CS length has been the subject of many heated debates, without much consensus other than that handling suffered as they got too long, like on early 29ers. People seem open to the belief that they can be too short now too, like on modern long wheelbase bikes that lack traction up front. There's been brands that proclaimed that 16.9" CS was the magic number for trail/AM bikes (e.g. Yeti), like how 71/73 were the magic numbers for competitive NORBA XC hardtails. The industry has slowed changed their tune. Norco introduced size-specific CS lengths, with some of their bikes nailing it, like their Sight, with +/- 5mm CS length change per size. Not every bike of theirs got it right, but not every bike of other brands seem to get it right. It's like it's all trial and error... YT is on a roll though, with all of their bikes being very dialed. Santa Cruz's entire line-up seems relatively dialed too, with the adjustable CS length feature finding some favor.

Steve from Vorsprung once made a bold video, suggesting that the rear center measurement (horizontal CS length) should be proportional to the front center (horizontal distance from BB to front axle). He may have been a bit too opinionated when he praised his personal bike and Sam Hill's to have a similar ratio, dividing the FC by RC. It spawned a debate, especially since he criticized a Pole, which was considered to be a peek at the future of modern geo pioneering. The issue here seemed to be that simply calculating a ratio didn't work--people tried to find other bikes that matched the goldilocks ratio, but refused to believe bikes that didn't have that ratio were any worse.

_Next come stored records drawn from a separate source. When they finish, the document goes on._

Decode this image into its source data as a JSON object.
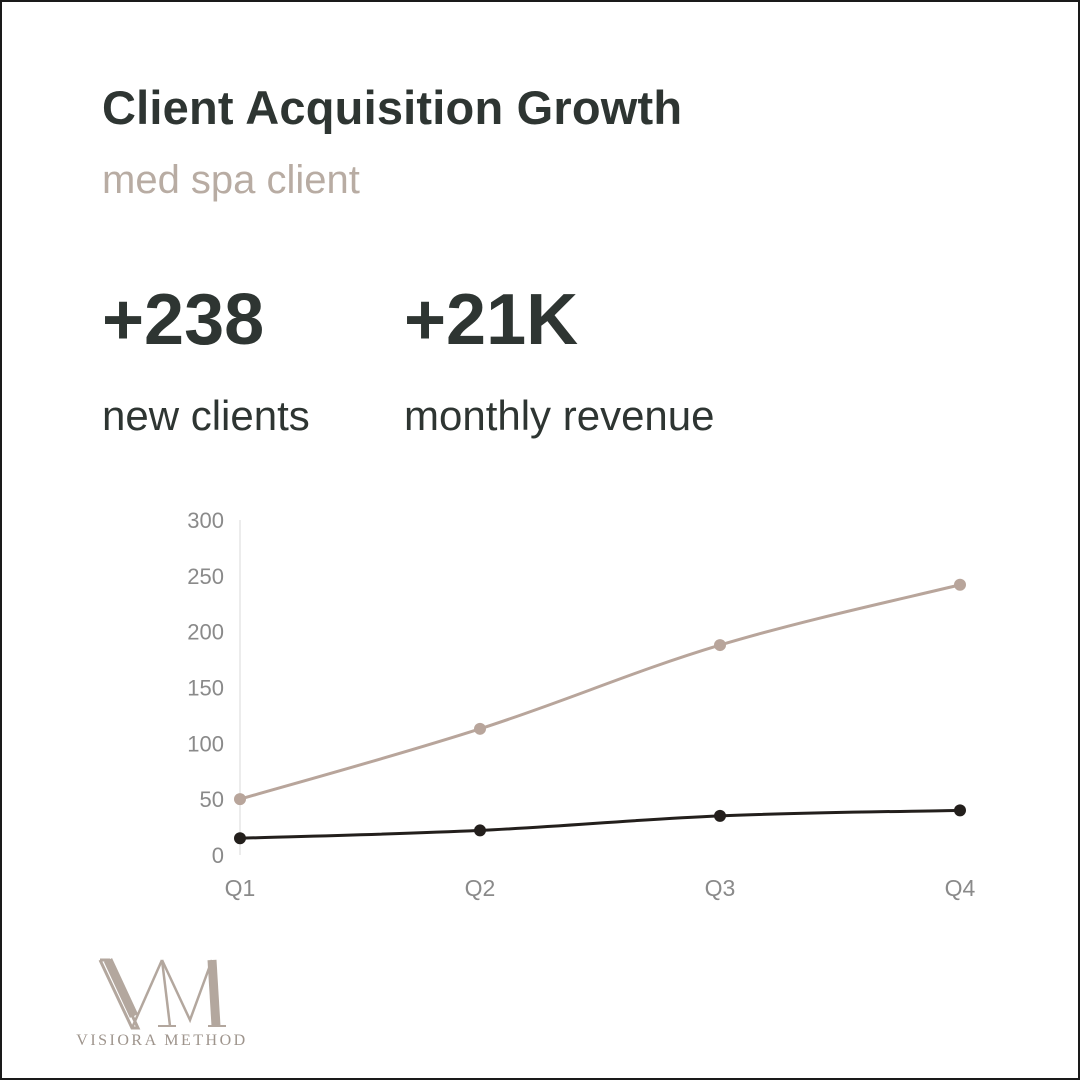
{
  "header": {
    "title": "Client Acquisition Growth",
    "subtitle": "med spa client"
  },
  "stats": [
    {
      "value": "+238",
      "label": "new clients"
    },
    {
      "value": "+21K",
      "label": "monthly revenue"
    }
  ],
  "colors": {
    "series_light": "#b8a59b",
    "series_dark": "#231f1c",
    "axis_text": "#8a8a8a",
    "grid": "#e6e6e6"
  },
  "chart_data": {
    "type": "line",
    "categories": [
      "Q1",
      "Q2",
      "Q3",
      "Q4"
    ],
    "series": [
      {
        "values": [
          50,
          113,
          188,
          242
        ]
      },
      {
        "values": [
          15,
          22,
          35,
          40
        ]
      }
    ],
    "yticks": [
      0,
      50,
      100,
      150,
      200,
      250,
      300
    ],
    "ylim": [
      0,
      300
    ],
    "grid": false,
    "title": "",
    "xlabel": "",
    "ylabel": ""
  },
  "logo": {
    "monogram": "VM",
    "text": "VISIORA METHOD"
  }
}
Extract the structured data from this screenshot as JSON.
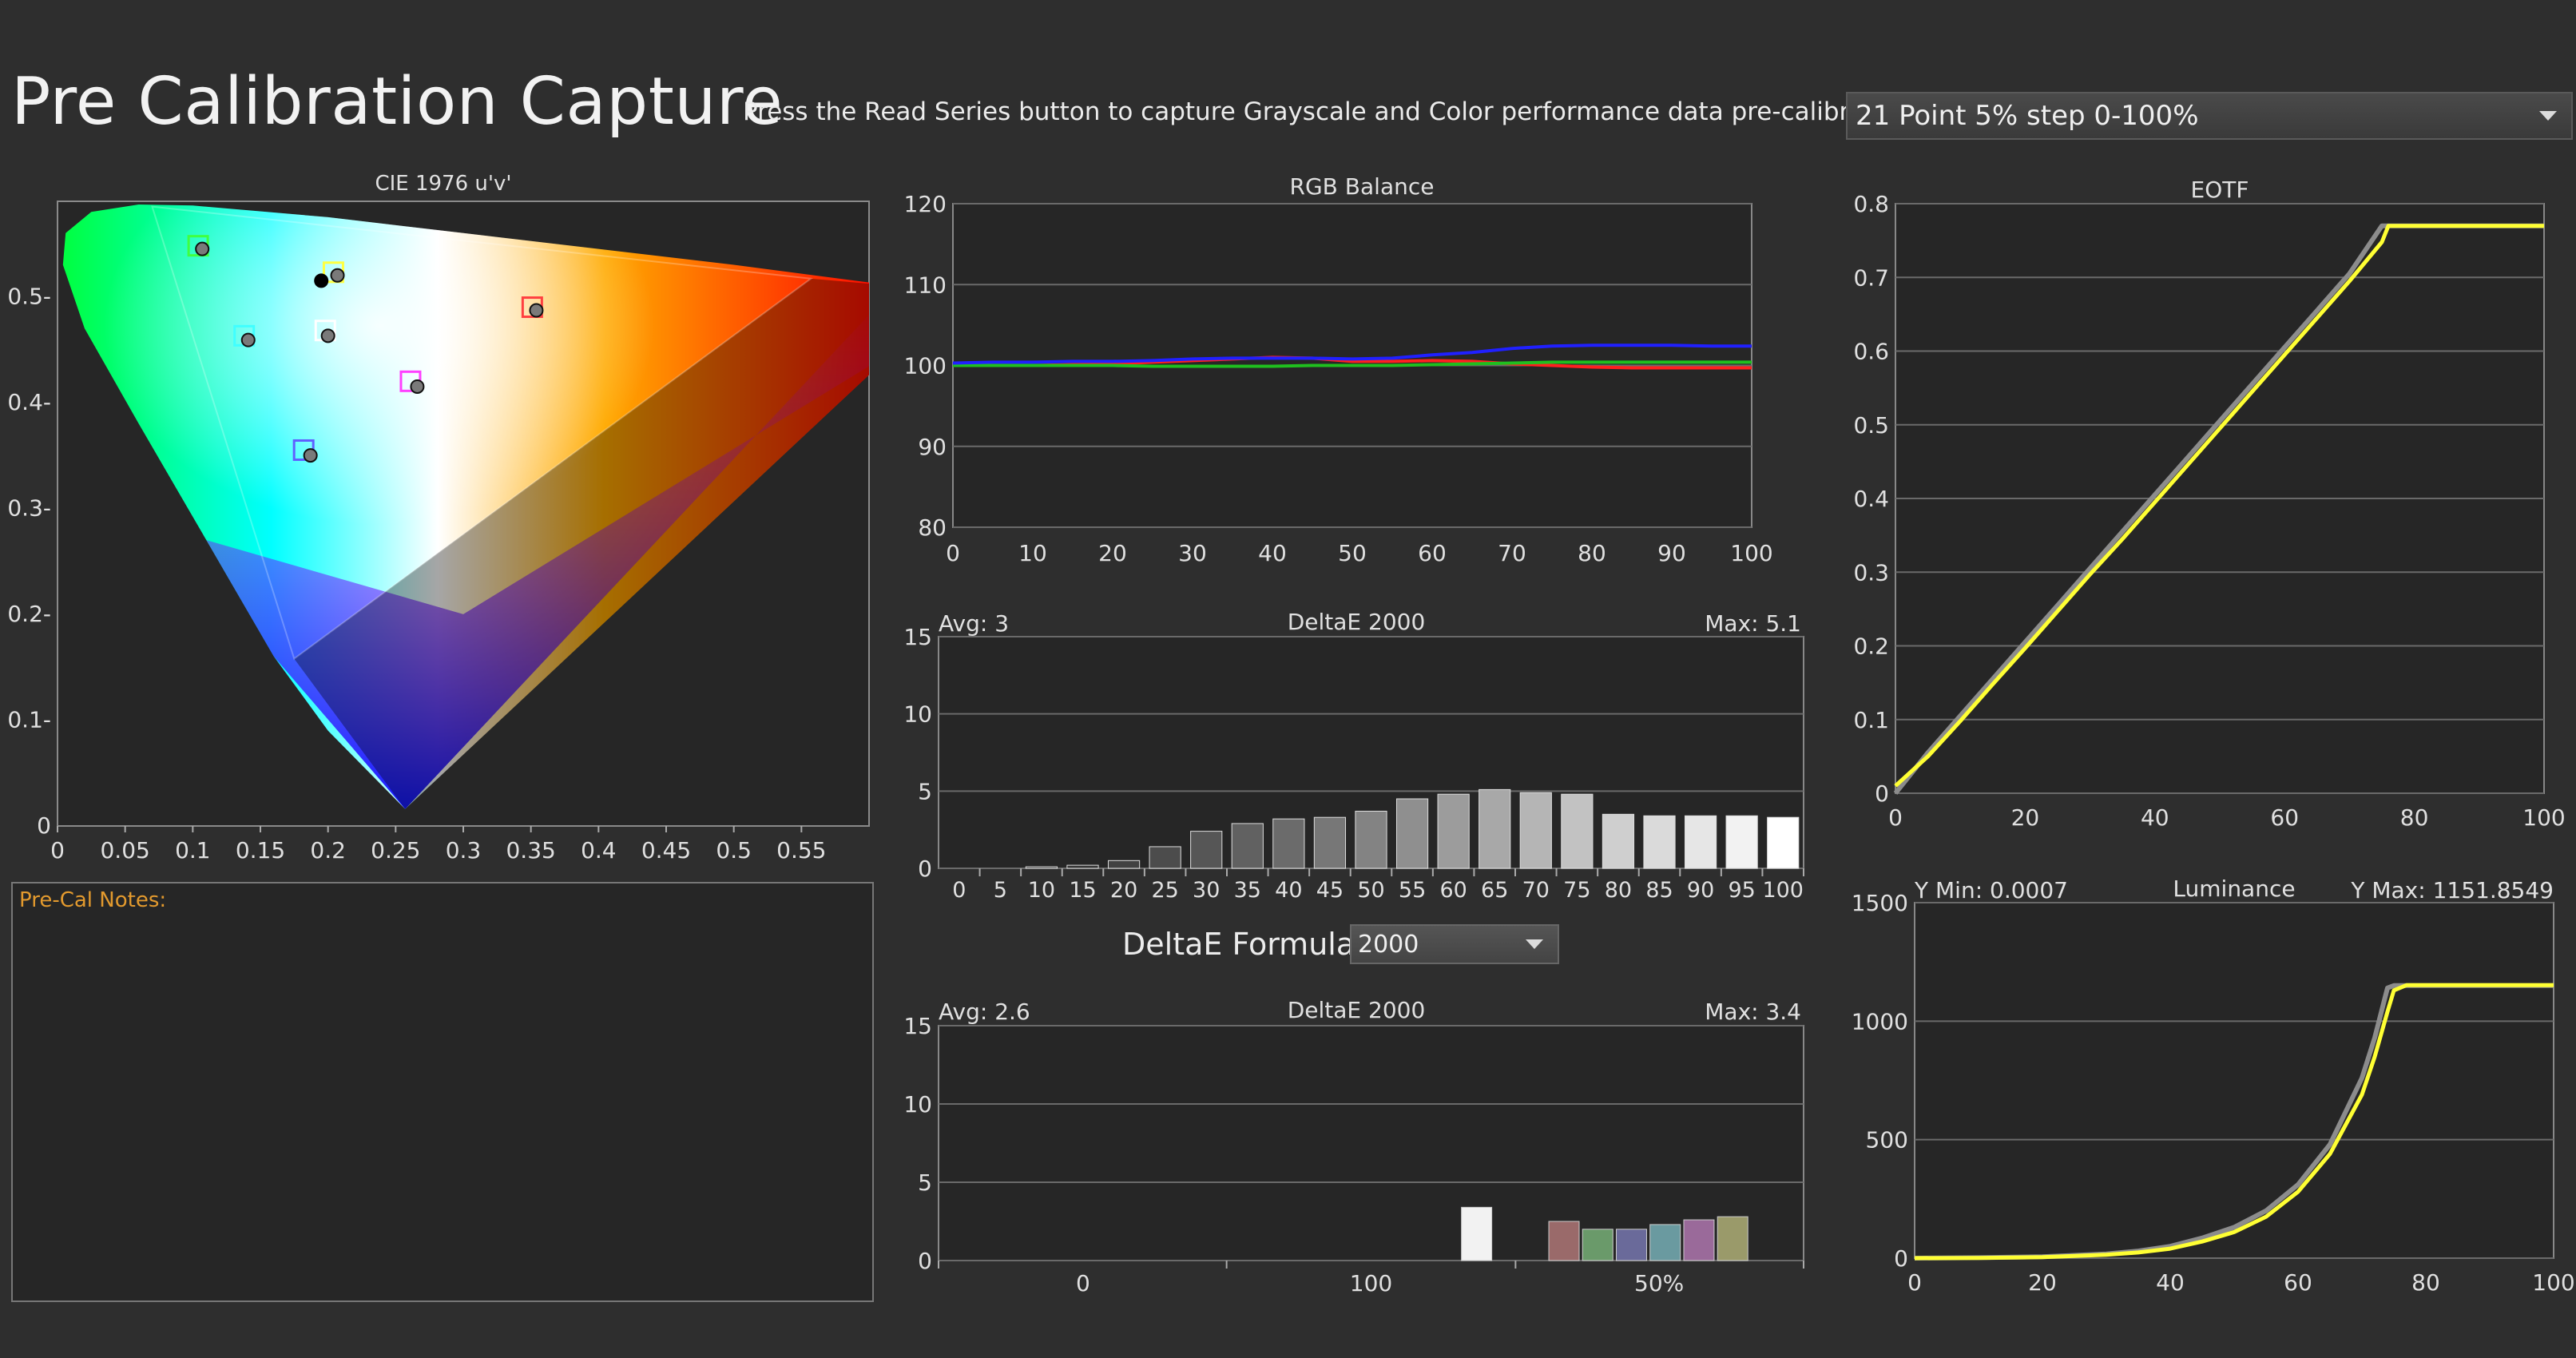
{
  "header": {
    "title": "Pre Calibration Capture",
    "instruction": "Press the Read Series button to capture Grayscale and Color performance data pre-calibration.",
    "series_select": "21 Point 5% step 0-100%"
  },
  "notes": {
    "label": "Pre-Cal Notes:",
    "value": ""
  },
  "deltae_formula": {
    "label": "DeltaE Formula",
    "value": "2000"
  },
  "colors": {
    "grid": "#888888",
    "plot_bg": "#262626",
    "target": "#ffff33",
    "measured": "#8c8c8c",
    "red": "#ff2020",
    "green": "#1fbf1f",
    "blue": "#2020ff",
    "bar": "#e8e8e8"
  },
  "chart_data": [
    {
      "id": "cie",
      "type": "scatter",
      "title": "CIE 1976 u'v'",
      "xlim": [
        0,
        0.6
      ],
      "ylim": [
        0,
        0.59
      ],
      "x_ticks": [
        "0",
        "0.05",
        "0.1",
        "0.15",
        "0.2",
        "0.25",
        "0.3",
        "0.35",
        "0.4",
        "0.45",
        "0.5",
        "0.55"
      ],
      "y_ticks": [
        "0",
        "0.1-",
        "0.2-",
        "0.3-",
        "0.4-",
        "0.5-"
      ],
      "gamut_triangle": [
        [
          0.07,
          0.585
        ],
        [
          0.557,
          0.517
        ],
        [
          0.175,
          0.158
        ]
      ],
      "targets": [
        {
          "name": "R",
          "u": 0.351,
          "v": 0.49,
          "color": "#ff4040"
        },
        {
          "name": "G",
          "u": 0.104,
          "v": 0.548,
          "color": "#40ff40"
        },
        {
          "name": "B",
          "u": 0.182,
          "v": 0.355,
          "color": "#6060ff"
        },
        {
          "name": "C",
          "u": 0.138,
          "v": 0.463,
          "color": "#40ffff"
        },
        {
          "name": "M",
          "u": 0.261,
          "v": 0.42,
          "color": "#ff40ff"
        },
        {
          "name": "Y",
          "u": 0.204,
          "v": 0.523,
          "color": "#ffff40"
        },
        {
          "name": "W",
          "u": 0.198,
          "v": 0.468,
          "color": "#ffffff"
        }
      ],
      "measured": [
        {
          "u": 0.354,
          "v": 0.487
        },
        {
          "u": 0.107,
          "v": 0.545
        },
        {
          "u": 0.187,
          "v": 0.35
        },
        {
          "u": 0.141,
          "v": 0.459
        },
        {
          "u": 0.266,
          "v": 0.415
        },
        {
          "u": 0.207,
          "v": 0.52
        },
        {
          "u": 0.2,
          "v": 0.463
        }
      ],
      "white_point": {
        "u": 0.195,
        "v": 0.515
      }
    },
    {
      "id": "rgb",
      "type": "line",
      "title": "RGB Balance",
      "x_ticks": [
        "0",
        "10",
        "20",
        "30",
        "40",
        "50",
        "60",
        "70",
        "80",
        "90",
        "100"
      ],
      "y_ticks": [
        "80",
        "90",
        "100",
        "110",
        "120"
      ],
      "xlim": [
        0,
        100
      ],
      "ylim": [
        80,
        120
      ],
      "x": [
        0,
        5,
        10,
        15,
        20,
        25,
        30,
        35,
        40,
        45,
        50,
        55,
        60,
        65,
        70,
        75,
        80,
        85,
        90,
        95,
        100
      ],
      "series": [
        {
          "name": "Red",
          "color": "#ff2020",
          "values": [
            100,
            100,
            100,
            100.1,
            100.2,
            100.4,
            100.6,
            100.8,
            101,
            100.9,
            100.5,
            100.5,
            100.6,
            100.5,
            100.2,
            100,
            99.8,
            99.7,
            99.7,
            99.7,
            99.7
          ]
        },
        {
          "name": "Green",
          "color": "#1fbf1f",
          "values": [
            100,
            100,
            100,
            100,
            100,
            99.9,
            99.9,
            99.9,
            99.9,
            100,
            100,
            100,
            100.1,
            100.2,
            100.3,
            100.4,
            100.4,
            100.4,
            100.4,
            100.4,
            100.4
          ]
        },
        {
          "name": "Blue",
          "color": "#2020ff",
          "values": [
            100.3,
            100.4,
            100.4,
            100.5,
            100.5,
            100.6,
            100.8,
            100.9,
            100.9,
            100.9,
            100.8,
            100.9,
            101.3,
            101.6,
            102.1,
            102.4,
            102.5,
            102.5,
            102.5,
            102.4,
            102.4
          ]
        }
      ]
    },
    {
      "id": "deltae_gray",
      "type": "bar",
      "title": "DeltaE 2000",
      "avg_label": "Avg: 3",
      "max_label": "Max: 5.1",
      "ylim": [
        0,
        15
      ],
      "y_ticks": [
        "0",
        "5",
        "10",
        "15"
      ],
      "categories": [
        "0",
        "5",
        "10",
        "15",
        "20",
        "25",
        "30",
        "35",
        "40",
        "45",
        "50",
        "55",
        "60",
        "65",
        "70",
        "75",
        "80",
        "85",
        "90",
        "95",
        "100"
      ],
      "values": [
        0,
        0,
        0.1,
        0.2,
        0.5,
        1.4,
        2.4,
        2.9,
        3.2,
        3.3,
        3.7,
        4.5,
        4.8,
        5.1,
        4.9,
        4.8,
        3.5,
        3.4,
        3.4,
        3.4,
        3.3
      ],
      "bar_colors": [
        "#1a1a1a",
        "#222",
        "#2c2c2c",
        "#363636",
        "#424242",
        "#4c4c4c",
        "#565656",
        "#616161",
        "#6b6b6b",
        "#777",
        "#838383",
        "#8f8f8f",
        "#9c9c9c",
        "#a8a8a8",
        "#b5b5b5",
        "#c2c2c2",
        "#cfcfcf",
        "#dadada",
        "#e6e6e6",
        "#f2f2f2",
        "#ffffff"
      ]
    },
    {
      "id": "deltae_color",
      "type": "bar",
      "title": "DeltaE 2000",
      "avg_label": "Avg: 2.6",
      "max_label": "Max: 3.4",
      "ylim": [
        0,
        15
      ],
      "y_ticks": [
        "0",
        "5",
        "10",
        "15"
      ],
      "x_ticks": [
        "0",
        "100",
        "50%"
      ],
      "bars": [
        {
          "value": 3.4,
          "color": "#f2f2f2",
          "pos": 0.622
        },
        {
          "value": 2.5,
          "color": "#9a6a6a",
          "pos": 0.723
        },
        {
          "value": 2.0,
          "color": "#6a9a6a",
          "pos": 0.762
        },
        {
          "value": 2.0,
          "color": "#6a6a9a",
          "pos": 0.801
        },
        {
          "value": 2.3,
          "color": "#6a9aa0",
          "pos": 0.84
        },
        {
          "value": 2.6,
          "color": "#9a6a9a",
          "pos": 0.879
        },
        {
          "value": 2.8,
          "color": "#9a9a6a",
          "pos": 0.918
        }
      ]
    },
    {
      "id": "eotf",
      "type": "line",
      "title": "EOTF",
      "xlim": [
        0,
        100
      ],
      "ylim": [
        0,
        0.8
      ],
      "x_ticks": [
        "0",
        "20",
        "40",
        "60",
        "80",
        "100"
      ],
      "y_ticks": [
        "0",
        "0.1",
        "0.2",
        "0.3",
        "0.4",
        "0.5",
        "0.6",
        "0.7",
        "0.8"
      ],
      "x": [
        0,
        5,
        10,
        15,
        20,
        25,
        30,
        35,
        40,
        45,
        50,
        55,
        60,
        65,
        70,
        75,
        76,
        80,
        85,
        90,
        95,
        100
      ],
      "series": [
        {
          "name": "Target",
          "color": "#8c8c8c",
          "values": [
            0,
            0.055,
            0.105,
            0.155,
            0.205,
            0.255,
            0.305,
            0.355,
            0.405,
            0.455,
            0.505,
            0.555,
            0.605,
            0.655,
            0.705,
            0.77,
            0.77,
            0.77,
            0.77,
            0.77,
            0.77,
            0.77
          ]
        },
        {
          "name": "Measured",
          "color": "#ffff33",
          "values": [
            0.01,
            0.05,
            0.098,
            0.148,
            0.197,
            0.247,
            0.297,
            0.345,
            0.395,
            0.445,
            0.495,
            0.545,
            0.595,
            0.645,
            0.695,
            0.748,
            0.77,
            0.77,
            0.77,
            0.77,
            0.77,
            0.77
          ]
        }
      ]
    },
    {
      "id": "luminance",
      "type": "line",
      "title": "Luminance",
      "min_label": "Y Min: 0.0007",
      "max_label": "Y Max: 1151.8549",
      "xlim": [
        0,
        100
      ],
      "ylim": [
        0,
        1500
      ],
      "x_ticks": [
        "0",
        "20",
        "40",
        "60",
        "80",
        "100"
      ],
      "y_ticks": [
        "0",
        "500",
        "1000",
        "1500"
      ],
      "x": [
        0,
        10,
        20,
        30,
        35,
        40,
        45,
        50,
        55,
        60,
        65,
        70,
        72,
        74,
        75,
        77,
        80,
        90,
        100
      ],
      "series": [
        {
          "name": "Target",
          "color": "#8c8c8c",
          "values": [
            0,
            2,
            6,
            18,
            30,
            50,
            85,
            130,
            200,
            310,
            480,
            760,
            930,
            1140,
            1150,
            1150,
            1150,
            1150,
            1150
          ]
        },
        {
          "name": "Measured",
          "color": "#ffff33",
          "values": [
            0,
            1,
            4,
            14,
            24,
            40,
            70,
            110,
            175,
            280,
            440,
            690,
            850,
            1040,
            1130,
            1152,
            1152,
            1152,
            1152
          ]
        }
      ]
    }
  ]
}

There was an effort by a few folks who measured the weight distro of their bikes with actual scales under each wheel, to determine how much % of weight was on the rear and front. People seemed to gravitate towards bikes with 60% weight on the rear and 40% up right, where bikes with more weight up front were generally more old school XC, and those with more weight on the rear were not ideal for racing and were more for hooliganism.

Long story short, all this talk reminded me of what people in motorsports racing already know. They go through great pains to distribute weight between the wheels for predictable traction on performance vehicles, especially race worthy. Bikers seem to discount this, saying it doesn't matter since a rider can shift their weight forward and back, and knowing how to do this well is a skill. They same people also seem to argue that the bike doesn't matter, and that it's all about the rider. I dunno about that, as a bike can transform a rider from crap to average, and seeing more brands offering size-specific CS lengths (or adjustable) and designing extra opportunity to upsize/downsize across their range of sizes. That, and I've noticed that bikes just simply seem to corner better in certain sizes, which for me tended to be in larger sizes (I'm 5' 7" with short inseam).

Anyone else subscribing to this belief that CS length should be proportional to the length of the bike, for something like weight distro and feel that this is way more important than trying to find some goldilocks number, or believing "shorter is better"? Santa Cruz seems to have paid extra attention to this on their V10, and the numbers look good to me (since FC isn't a common geo figure, can just compare CS to WB). I've experienced some bikes that seemed to effortlessly do 2-wheeled drifts whenever I tried to take corners a bit hot, but want a modern version of it in freeride/park style.